Ukraine has an energy security problem the size of the Dnipro river. This is despite boasting the third largest hydrocarbon endowment in Europe (after Russia and Norway) and a rapidly growing renewables sector. It also has an impressive, albeit aging, Soviet-era nuclear reactor fleet, and enough power generation capacity to be a net exporter of electricity in 2018.
Yet the country is still unable to wrest energy-self sufficiency from Russia's iron grip. Until it does, it will not be able to enjoy true economic and political independence, according to Forbes.
A combination of overreliance on the Russian Federation for oil, gas, coal, and uranium, as well as a domestic energy sector in dire need of reform, are behind this precarious energy security situation.
Though Ukraine no longer imports natural gas directly from its bellicose eastern neighbor, it is still reliant on energy giant Gazprom for natural gas transit fees. Ukraine is Russia's primary transport route for Europe-bound gas and receives some $3 billion in annual revenues – right around 2.5% of Ukraine's GDP – for its role in this relationship.
Furthermore, over 64% of Ukraine's coal and 55% of its enriched uranium – two staples of the Ukrainian energy sector – still come from Russia. Russia also charges Ukraine for disposal of its spent nuclear waste.
Beyond foreign dependencies, Ukraine has significant energy sector issues at home. Aging infrastructure is in dire need of maintenance and renewal. Energy markets are monopolistic, inefficient, and corruption-ridden. Over-regulation and complicated licensing procedures are preventing extraction of the plentiful oil and gas buried beneath the country's soil, creating a less than attractive environment for up-stream investment. Renewables are making strides partially thanks to green-minded oligarchs, but alternative energy is still far from replacing Ukraine's 55 gigawatts (GW) of legacy thermal and nuclear capacity. Together, these problems pose an existential challenge to Ukraine.
"Large-scale transit of Russian gas via Ukraine to Europe is coming to an end," Forbes says, "with the launch of Gazprom’s $11 billion Nord Stream 2 project, which links Russia to Europe's most voracious gas consumer – Germany." The 1,230 km pipeline circumvents Ukraine via the Baltic Sea, and once completed will double the existing 55 billion cubic meter (bcm) capacity of Nord Stream to 110 bcm.

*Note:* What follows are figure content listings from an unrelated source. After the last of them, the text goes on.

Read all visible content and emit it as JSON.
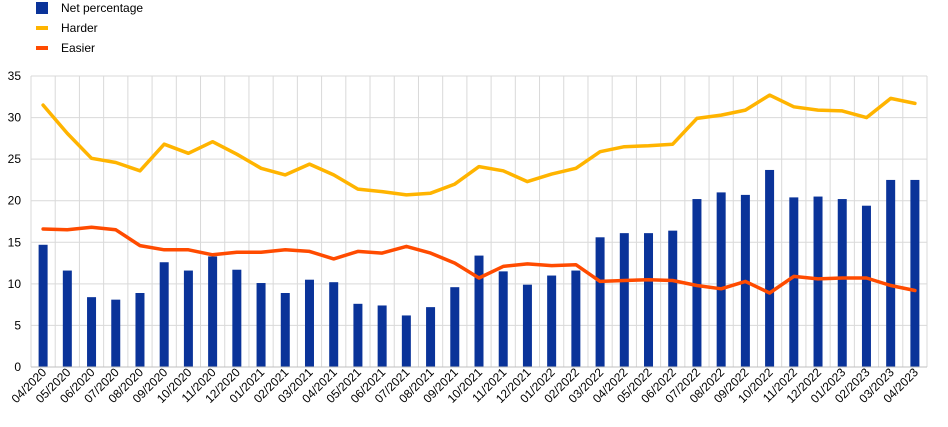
{
  "chart_data": {
    "type": "bar",
    "title": "",
    "xlabel": "",
    "ylabel": "",
    "ylim": [
      0,
      35
    ],
    "yticks": [
      0,
      5,
      10,
      15,
      20,
      25,
      30,
      35
    ],
    "grid": true,
    "legend_position": "top-left",
    "categories": [
      "04/2020",
      "05/2020",
      "06/2020",
      "07/2020",
      "08/2020",
      "09/2020",
      "10/2020",
      "11/2020",
      "12/2020",
      "01/2021",
      "02/2021",
      "03/2021",
      "04/2021",
      "05/2021",
      "06/2021",
      "07/2021",
      "08/2021",
      "09/2021",
      "10/2021",
      "11/2021",
      "12/2021",
      "01/2022",
      "02/2022",
      "03/2022",
      "04/2022",
      "05/2022",
      "06/2022",
      "07/2022",
      "08/2022",
      "09/2022",
      "10/2022",
      "11/2022",
      "12/2022",
      "01/2023",
      "02/2023",
      "03/2023",
      "04/2023"
    ],
    "series": [
      {
        "name": "Net percentage",
        "kind": "bar",
        "color": "#0a3399",
        "values": [
          14.7,
          11.6,
          8.4,
          8.1,
          8.9,
          12.6,
          11.6,
          13.3,
          11.7,
          10.1,
          8.9,
          10.5,
          10.2,
          7.6,
          7.4,
          6.2,
          7.2,
          9.6,
          13.4,
          11.5,
          9.9,
          11.0,
          11.6,
          15.6,
          16.1,
          16.1,
          16.4,
          20.2,
          21.0,
          20.7,
          23.7,
          20.4,
          20.5,
          20.2,
          19.4,
          22.5,
          22.5
        ]
      },
      {
        "name": "Harder",
        "kind": "line",
        "color": "#ffb400",
        "values": [
          31.5,
          28.1,
          25.1,
          24.6,
          23.6,
          26.8,
          25.7,
          27.1,
          25.6,
          23.9,
          23.1,
          24.4,
          23.1,
          21.4,
          21.1,
          20.7,
          20.9,
          22.0,
          24.1,
          23.6,
          22.3,
          23.2,
          23.9,
          25.9,
          26.5,
          26.6,
          26.8,
          29.9,
          30.3,
          30.9,
          32.7,
          31.3,
          30.9,
          30.8,
          30.0,
          32.3,
          31.7
        ]
      },
      {
        "name": "Easier",
        "kind": "line",
        "color": "#ff4b00",
        "values": [
          16.6,
          16.5,
          16.8,
          16.5,
          14.6,
          14.1,
          14.1,
          13.5,
          13.8,
          13.8,
          14.1,
          13.9,
          13.0,
          13.9,
          13.7,
          14.5,
          13.7,
          12.5,
          10.7,
          12.1,
          12.4,
          12.2,
          12.3,
          10.3,
          10.4,
          10.5,
          10.4,
          9.8,
          9.4,
          10.3,
          8.9,
          10.9,
          10.6,
          10.7,
          10.7,
          9.8,
          9.2
        ]
      }
    ]
  }
}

When viewed in conjunction with Gazprom’s 32 bcm TurkStream pipeline under the Black Sea to the south, the Kremlin's strategy to by-pass Ukraine becomes obvious.
On December 31, 2019, the contract upholding those critical gas shipments is set to expire -- Gazprom will no longer be obligated to pump gas through Ukraine. But this doesn’t mean that gas will stop flowing through Ukraine immediately.
"Luckily for Ukraine, the chances of a 2020 shutoff scenario are slim. Russia will not have the capacity available to divert all 90 bcm of gas that transits through Ukraine by the end of the year – and most likely not until 2022. Nord Stream 2 is nearing completion but is expected to miss its winter 2019 launch deadline," said energy expert James Grant
Moreover, both strings of TurkStream, the 31.5 bcm/yr pipeline from Russia to Turkey under the Black Sea, will not be running at full capacity until after 2021. Until these networks come online, Russia will be unable to meet European gas demand without its neighbor, which actually gives Ukraine some negotiating leverage in the near-term. If Kyiv is clever, they will use this leverage to establish a favorable long-term contract with Gazprom under threat of locking-in most of Russia's Europe-bound gas sales for the next few years.